Here was me a few weeks ago basically going crazy with love for the first one (everybody should read it!). The second and third are very enjoyable too, Novik is a remarkably confident and articulate writer who manages the global sweep of the narrative (Laurence and Temeraire and crew travel by sea to China, overland to Turkey, then on to Jena and the massed armies of Prussia meeting Napoleon's, etc. with culminating grand battle scenes) with impressive skill, but if I can for a moment resuscitate the Anne McCaffrey-meets-Patrick O'Brian conceit (which Novik must be completely sick of by now, though the sheer genius of the "Napoleonic Wars--with dragons!" thing makes it irresistible), I adored the first one partly because the McCaffrey was outweighing the O'Brian, and here the balance tips the other way. Which is undoubtedly in better taste, and O'Brian is addictive too (god, I remember reading those books my fourth or so year of grad school, I had been postponing it because I knew they would hook me at once and then I got the first two from Cross-Campus Library and basically for the next four days all I did was read, race back to campus to the library, check out the next four or five, read them all very quickly and race back for the next, until really about five days later I had read them all, it was a slightly sickening but very enjoyable experience), but I missed the charms of the dragon-inflected bildungsroman thing that you get in the first one.
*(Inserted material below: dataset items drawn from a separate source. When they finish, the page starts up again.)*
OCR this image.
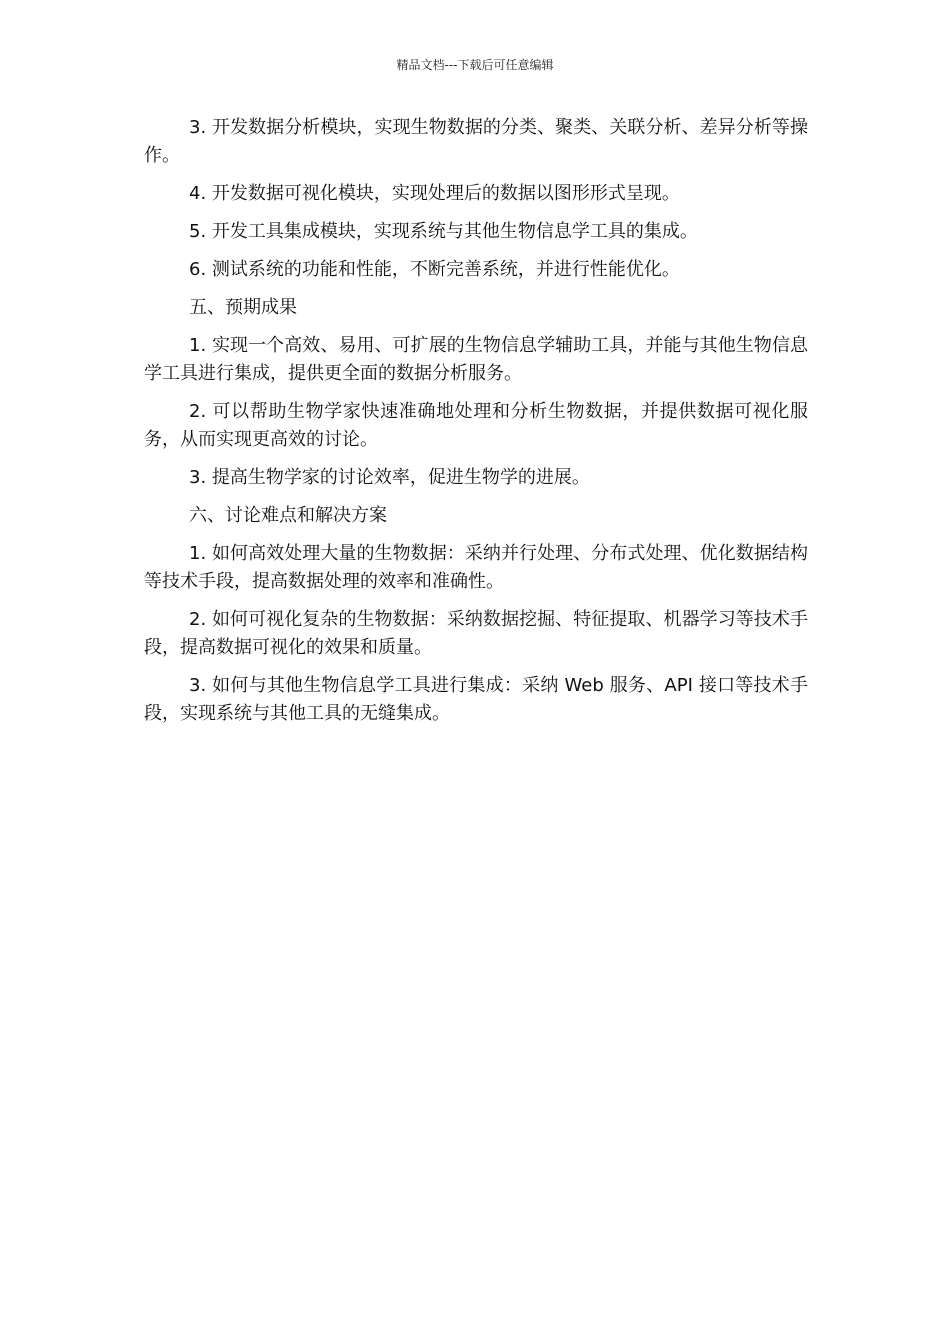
精品文档---下载后可任意编辑

3. 开发数据分析模块，实现生物数据的分类、聚类、关联分析、差异分析等操作。

4. 开发数据可视化模块，实现处理后的数据以图形形式呈现。

5. 开发工具集成模块，实现系统与其他生物信息学工具的集成。

6. 测试系统的功能和性能，不断完善系统，并进行性能优化。

五、预期成果

1. 实现一个高效、易用、可扩展的生物信息学辅助工具，并能与其他生物信息学工具进行集成，提供更全面的数据分析服务。

2. 可以帮助生物学家快速准确地处理和分析生物数据，并提供数据可视化服务，从而实现更高效的讨论。

3. 提高生物学家的讨论效率，促进生物学的进展。

六、讨论难点和解决方案

1. 如何高效处理大量的生物数据：采纳并行处理、分布式处理、优化数据结构等技术手段，提高数据处理的效率和准确性。

2. 如何可视化复杂的生物数据：采纳数据挖掘、特征提取、机器学习等技术手段，提高数据可视化的效果和质量。

3. 如何与其他生物信息学工具进行集成：采纳 Web 服务、API 接口等技术手段，实现系统与其他工具的无缝集成。
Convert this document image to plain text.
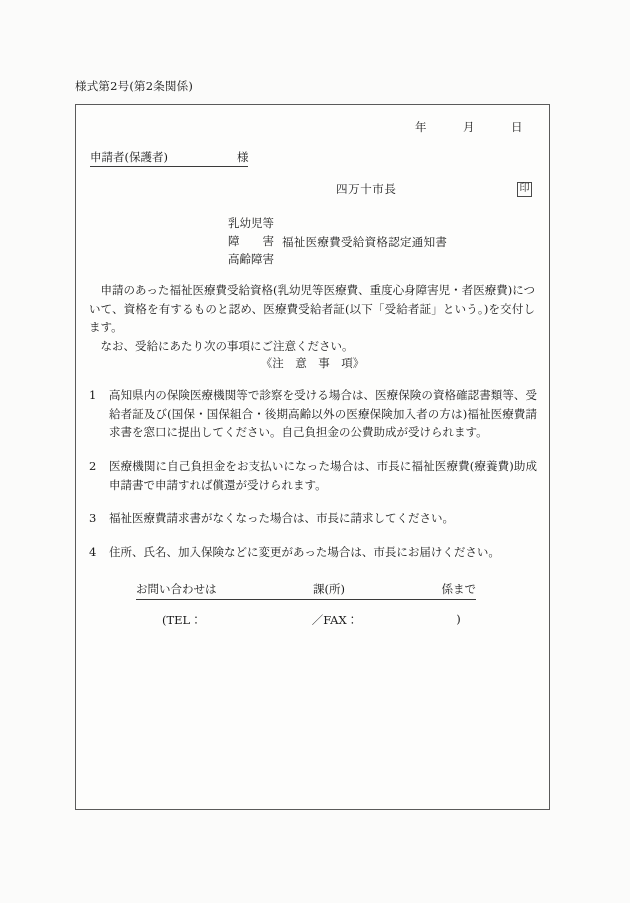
様式第2号(第2条関係)
年　　　月　　　日
申請者(保護者)　　　　　　様
四万十市長	印
乳幼児等
障　　害
高齢障害
福祉医療費受給資格認定通知書

申請のあった福祉医療費受給資格(乳幼児等医療費、重度心身障害児・者医療費)について、資格を有するものと認め、医療費受給者証(以下「受給者証」という。)を交付します。

なお、受給にあたり次の事項にご注意ください。

《注　意　事　項》
1	高知県内の保険医療機関等で診察を受ける場合は、医療保険の資格確認書類等、受給者証及び(国保・国保組合・後期高齢以外の医療保険加入者の方は)福祉医療費請求書を窓口に提出してください。自己負担金の公費助成が受けられます。
2	医療機関に自己負担金をお支払いになった場合は、市長に福祉医療費(療養費)助成申請書で申請すれば償還が受けられます。
3	福祉医療費請求書がなくなった場合は、市長に請求してください。
4	住所、氏名、加入保険などに変更があった場合は、市長にお届けください。
お問い合わせは	課(所)	係まで
(TEL：	／FAX：	)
Also there is rather a shortage of female characters, though I trust they will be more prominent again in subsequent volumes. I will eat my hat, though (if I had a hat, and if it was edible), if this trilogy isn't the hugest thing for a long while--they are such good books, and the potential audience is enormous. Highly recommended.

1 comment:

  1. I just finished part one, 'Temeraire', and loved it, too. I am most envious of your good luck in having gotten parts 2 & 3!